Electricity tampering put hotel guests' lives at risk
A Blackpool hotelier '˜recklessly' put lives at risk by allowing persistent tampering with electricity after his supply was cut off.
Even after energy chiefs dug up the road to disconnect Lolly’s Hotel on Regent Road from the electricity supply, a cable to tap into electricity from a neighbouring premises was set up, a hearing was told.
At one point, clingfilm was used to twist wires together to bypass a meter.
A council licensing hearing was told the actions put the lives of hotel guests and residents of neighbouring properties at risk if a fire had broken out.
Owner Kamran Iqbal had his licence to sell alcohol revoked, and was warned a criminal prosecution is pending.
Prohibition notices have already been issued against the hotel which is now closed.
The licensing review panel at Blackpool Town Hall was told Corona Energy had disconnected the electricity at Lolly’s Hotel in February for non-payment, but when licensing officers visited in June they discovered the supply had been reconnected using a rogue meter not registered on the network.

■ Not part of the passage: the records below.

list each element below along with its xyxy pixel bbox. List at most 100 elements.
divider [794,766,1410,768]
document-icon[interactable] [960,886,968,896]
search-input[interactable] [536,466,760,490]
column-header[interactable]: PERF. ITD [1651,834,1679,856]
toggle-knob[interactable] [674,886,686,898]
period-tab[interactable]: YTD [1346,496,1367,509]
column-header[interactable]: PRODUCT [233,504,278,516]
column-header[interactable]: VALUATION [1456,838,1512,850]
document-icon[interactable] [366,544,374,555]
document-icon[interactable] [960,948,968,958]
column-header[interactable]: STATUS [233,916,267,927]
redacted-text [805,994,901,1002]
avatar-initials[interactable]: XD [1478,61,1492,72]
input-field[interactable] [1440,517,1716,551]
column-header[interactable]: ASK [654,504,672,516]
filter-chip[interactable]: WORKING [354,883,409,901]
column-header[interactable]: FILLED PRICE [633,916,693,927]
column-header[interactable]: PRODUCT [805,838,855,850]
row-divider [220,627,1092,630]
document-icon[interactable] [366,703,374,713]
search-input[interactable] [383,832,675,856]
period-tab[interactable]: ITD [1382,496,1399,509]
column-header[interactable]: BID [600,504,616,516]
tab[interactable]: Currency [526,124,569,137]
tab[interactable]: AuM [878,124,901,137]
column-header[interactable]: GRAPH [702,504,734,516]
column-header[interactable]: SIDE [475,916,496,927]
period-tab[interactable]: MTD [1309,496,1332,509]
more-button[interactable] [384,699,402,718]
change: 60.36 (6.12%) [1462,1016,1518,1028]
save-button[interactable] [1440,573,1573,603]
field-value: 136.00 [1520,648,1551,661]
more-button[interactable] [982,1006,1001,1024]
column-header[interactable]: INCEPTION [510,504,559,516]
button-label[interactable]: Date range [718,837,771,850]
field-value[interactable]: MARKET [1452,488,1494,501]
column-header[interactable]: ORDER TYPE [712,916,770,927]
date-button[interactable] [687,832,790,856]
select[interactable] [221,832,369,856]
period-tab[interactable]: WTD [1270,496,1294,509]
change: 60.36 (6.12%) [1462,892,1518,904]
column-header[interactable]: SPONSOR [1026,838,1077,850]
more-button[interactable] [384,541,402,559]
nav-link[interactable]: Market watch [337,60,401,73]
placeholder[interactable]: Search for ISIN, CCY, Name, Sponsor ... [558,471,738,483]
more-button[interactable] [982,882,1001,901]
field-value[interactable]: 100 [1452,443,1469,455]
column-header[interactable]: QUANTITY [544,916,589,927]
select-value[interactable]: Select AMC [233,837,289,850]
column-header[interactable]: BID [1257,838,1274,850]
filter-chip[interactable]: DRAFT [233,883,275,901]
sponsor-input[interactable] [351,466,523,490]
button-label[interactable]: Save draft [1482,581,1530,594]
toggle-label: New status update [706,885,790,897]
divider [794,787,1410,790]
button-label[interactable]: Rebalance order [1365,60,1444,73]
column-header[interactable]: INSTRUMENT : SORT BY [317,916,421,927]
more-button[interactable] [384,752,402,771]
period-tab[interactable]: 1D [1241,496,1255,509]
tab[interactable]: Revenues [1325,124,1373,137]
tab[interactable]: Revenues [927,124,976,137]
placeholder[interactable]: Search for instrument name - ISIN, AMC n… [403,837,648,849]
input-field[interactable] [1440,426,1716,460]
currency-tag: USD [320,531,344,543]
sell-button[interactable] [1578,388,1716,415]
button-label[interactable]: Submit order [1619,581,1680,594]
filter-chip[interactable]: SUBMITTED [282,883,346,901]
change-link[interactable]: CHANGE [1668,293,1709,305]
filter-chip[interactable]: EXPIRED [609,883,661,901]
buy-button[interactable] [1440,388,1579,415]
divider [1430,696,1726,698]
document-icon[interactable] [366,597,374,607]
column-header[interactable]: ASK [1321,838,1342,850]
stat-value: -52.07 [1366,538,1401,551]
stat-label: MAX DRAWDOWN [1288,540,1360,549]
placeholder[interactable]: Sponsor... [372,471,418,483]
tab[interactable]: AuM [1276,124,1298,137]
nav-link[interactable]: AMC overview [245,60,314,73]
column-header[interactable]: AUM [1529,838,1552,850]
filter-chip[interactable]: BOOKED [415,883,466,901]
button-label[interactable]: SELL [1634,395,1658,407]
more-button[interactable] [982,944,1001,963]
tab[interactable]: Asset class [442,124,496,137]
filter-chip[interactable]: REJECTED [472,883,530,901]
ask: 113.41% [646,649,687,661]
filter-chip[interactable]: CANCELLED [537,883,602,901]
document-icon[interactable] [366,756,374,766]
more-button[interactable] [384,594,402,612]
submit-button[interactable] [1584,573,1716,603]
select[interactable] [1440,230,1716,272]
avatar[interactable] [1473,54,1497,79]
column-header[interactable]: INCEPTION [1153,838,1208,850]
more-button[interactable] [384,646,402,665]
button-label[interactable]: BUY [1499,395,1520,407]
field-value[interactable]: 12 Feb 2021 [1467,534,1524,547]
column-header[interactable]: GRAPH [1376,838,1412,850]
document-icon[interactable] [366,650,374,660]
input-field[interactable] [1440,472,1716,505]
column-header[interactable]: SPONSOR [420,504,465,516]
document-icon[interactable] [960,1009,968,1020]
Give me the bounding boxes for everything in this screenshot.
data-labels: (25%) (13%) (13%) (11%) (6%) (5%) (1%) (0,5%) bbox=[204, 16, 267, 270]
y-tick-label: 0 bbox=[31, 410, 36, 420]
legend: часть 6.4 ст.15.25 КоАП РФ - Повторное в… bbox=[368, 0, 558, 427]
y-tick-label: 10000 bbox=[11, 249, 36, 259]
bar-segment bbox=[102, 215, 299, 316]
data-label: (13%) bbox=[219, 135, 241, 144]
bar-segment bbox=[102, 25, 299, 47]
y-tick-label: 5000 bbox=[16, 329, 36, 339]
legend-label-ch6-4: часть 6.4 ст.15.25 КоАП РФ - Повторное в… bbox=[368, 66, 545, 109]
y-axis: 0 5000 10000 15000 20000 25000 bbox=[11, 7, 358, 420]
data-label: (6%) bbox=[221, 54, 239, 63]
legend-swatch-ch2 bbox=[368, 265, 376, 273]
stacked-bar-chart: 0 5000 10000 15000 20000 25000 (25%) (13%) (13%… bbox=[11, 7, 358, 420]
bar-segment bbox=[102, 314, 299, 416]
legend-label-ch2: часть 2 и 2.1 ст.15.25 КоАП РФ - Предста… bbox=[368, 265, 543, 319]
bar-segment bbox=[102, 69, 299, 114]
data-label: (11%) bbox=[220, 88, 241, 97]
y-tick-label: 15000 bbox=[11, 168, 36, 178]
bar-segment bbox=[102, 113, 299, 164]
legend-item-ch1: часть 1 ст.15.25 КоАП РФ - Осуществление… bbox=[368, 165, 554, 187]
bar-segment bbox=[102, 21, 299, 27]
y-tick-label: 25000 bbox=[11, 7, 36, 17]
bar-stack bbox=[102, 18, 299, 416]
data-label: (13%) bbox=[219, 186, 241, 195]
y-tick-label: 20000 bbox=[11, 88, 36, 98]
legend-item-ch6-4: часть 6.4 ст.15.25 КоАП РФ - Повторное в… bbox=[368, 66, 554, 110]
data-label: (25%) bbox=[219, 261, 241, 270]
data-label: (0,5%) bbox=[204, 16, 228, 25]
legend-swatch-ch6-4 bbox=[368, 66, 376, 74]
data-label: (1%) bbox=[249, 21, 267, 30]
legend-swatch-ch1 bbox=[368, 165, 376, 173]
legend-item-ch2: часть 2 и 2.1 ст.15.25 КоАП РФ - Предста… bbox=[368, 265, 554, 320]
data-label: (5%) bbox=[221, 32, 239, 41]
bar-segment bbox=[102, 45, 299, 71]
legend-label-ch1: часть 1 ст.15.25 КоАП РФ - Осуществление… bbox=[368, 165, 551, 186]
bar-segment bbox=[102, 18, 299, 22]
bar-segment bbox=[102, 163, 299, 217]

This was removed, but just weeks later in August it was discovered the electricity had been reconnected again.
This time “wires had been twisted together with cling film”.
Public Protection Office Jacqui Harrison said: “They had used normal cling film that you wrap your sandwiches in to connect the wires.
“Due to the dangerous nature of the installation, which had been reconnected on two separate occasions, Electricity North West took the decision to dig the pavement up outside the premises and disconnected the supply in the street.”
A prohibition notice was issued ordering the hotel to close. But two weeks later a licensing officer drove past the hotel and noticed the lights were back on and guests were inside the hotel.
Ms Harrison said: “This time it appeared they had tapped into next door’s electric.”
A cable was found running through the floorboards from the neighbouring property at 26 Regent Road.
Mark Marshall, licensing manager at Blackpool Council, said: “Those running the hotel were intentionally reckless and these actions have put the public at risk of serious harm and neighbours at risk from a potential fire.”
Mr Iqbal told the hearing he had been away for much of the year studying for a law degree in Leeds and had left the running of the hotel in the hands of a manager.
He said: “I have been away from the hotel and things went wrong.
“I am sorry for the electricity being in this state, but with regard to the tapping I was not aware of what was going on.”
Revoking the licence, licensing panel chairman Coun Adrian Hutton said: “The fact you put all your residents at risk by allowing this type of activity to take place is beyond our comprehension.
“We believe Mr Marshall is right in taking a prosecution out for reckless endangerment of people’s lives.”
Mr Iqbal has 21 days in which to lodge an appeal.